I want to enhance api/gui support of mercurial in various ways.
This includes changes to the ui, the commands modules, error handling as well as general external apis.


2. What design choices will have to be made?

 * divide cli specific parts from the commands/cmdutil modules, 
   turn the rest into a api

 * explore how ui can be improved for reporting to
   user interfaces or notification areas in different threads and processes
 * explore approaches to integrate reporting the current operation/progress into the ui

   * cli version will be opt-in for backward compatibility (alternatively auto-enable on terminals

 * explore the use of exceptions/return values in places 
   where direct error reporting is used to enhance the error handling for library users

 * investigate how hooks affect guis, and what degree of control might be necessary
 * implement a dbus api for accessing mercurial as extension

  * wire-protocol unification (see dcj)

    * extensibility?

  * localrepo.status isn't very helpfull, iterating the workingctx is necessary to figure renames

    * take an example in bzrs WorkingTree.iter_changes ?

  * bundlerepo is ugly, refactor? how?

    * there seems to be MI missuse (gut feeling from the first looks)

* how does extensions.wrapcommand affect the api expectations

* how to extend repo more clean than patching self.class
  * collect mixins ?
    * select mixins based on capabilities/local capabilities

  * should there be a difference between local capabilities (repo formats, workdir extensions) and 
    remote capabilities (wireproto, bundle formats, nested repos for patch queues/subrepos)

* plausibility-checks for commits
  * currently its relatively simple to generate a history that contains files which are named like a basename of other files
    * should the check be explicit or implicit

* better commit building api for in-memory commits
  * generate merges + resolve conflicts without workdir (ie in bare repos, possible uses for vcs backed cms/wiki)
  * builtin memory patch application (as done by bitbucket/thg)
    * patch interface http://bitbucket.org/durin42/hgsubversion/src/tip/fetch_command.py#cl-179
        .. seems that iterhunks is not that wanted, mempatchproxy is

  * imperative commit building on top of the callback based memctx

(Detail how you plan to implement the project. Explain data structures used or changed, compatibility issues, and trade-offs.)

3. What difficulties do you foresee? How do you plan to manage them?
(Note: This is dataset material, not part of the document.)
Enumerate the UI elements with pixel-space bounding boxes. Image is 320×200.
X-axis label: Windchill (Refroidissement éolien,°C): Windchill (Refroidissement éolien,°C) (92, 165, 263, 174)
* changes in the internal error reporting 
  are not supposed to change the output of the cli in any case
  * this is supposed to be handled by the integration tests
* the changes will deprecate the ways cutehg/thg/anyvc currently go,
  there is need for collaboration on how stuff will work 
  and how to manage the transition
* changes in error reporting might render the cli/generic split unnecessary
* reporting might need some kind of thread awareness
  at least for async use in gui toolkits via background threads
  however this could be defered to ui subclasses targeted at the specific ui toolkits/applications


(Where do you see potential problems? If you don't know, ask around on mailing lists or IRC.)

4. What intermediate milestones can be defined?

..  this needs reorganisation, sync with the "design choices" and deadlines

* ui progress reporting
* cli/generic split of

  * ui
  * cmmand
  * cmdutil
  * hooks?

* exception introduction
* dbus api
* in memory api's
  * imperative commit
  * merge-resolve
  * patch application


(We need a few of these, so we can check up on your progress. You probably want at least three of these. Start off with some documentation, design options/trade-offs and include tests somewhere.)

5. Who are you?

My name is Ronny Pfannschmidt, and i'm a cs student in Germany.
I'm a core developer of the pida ide and the main author of the anyvc vcs abstraction library.
My prior experience with mercurial is using it from cli as well as the api (mainly in anyvc),
I contributed a minor patch to fix a bug in the export command.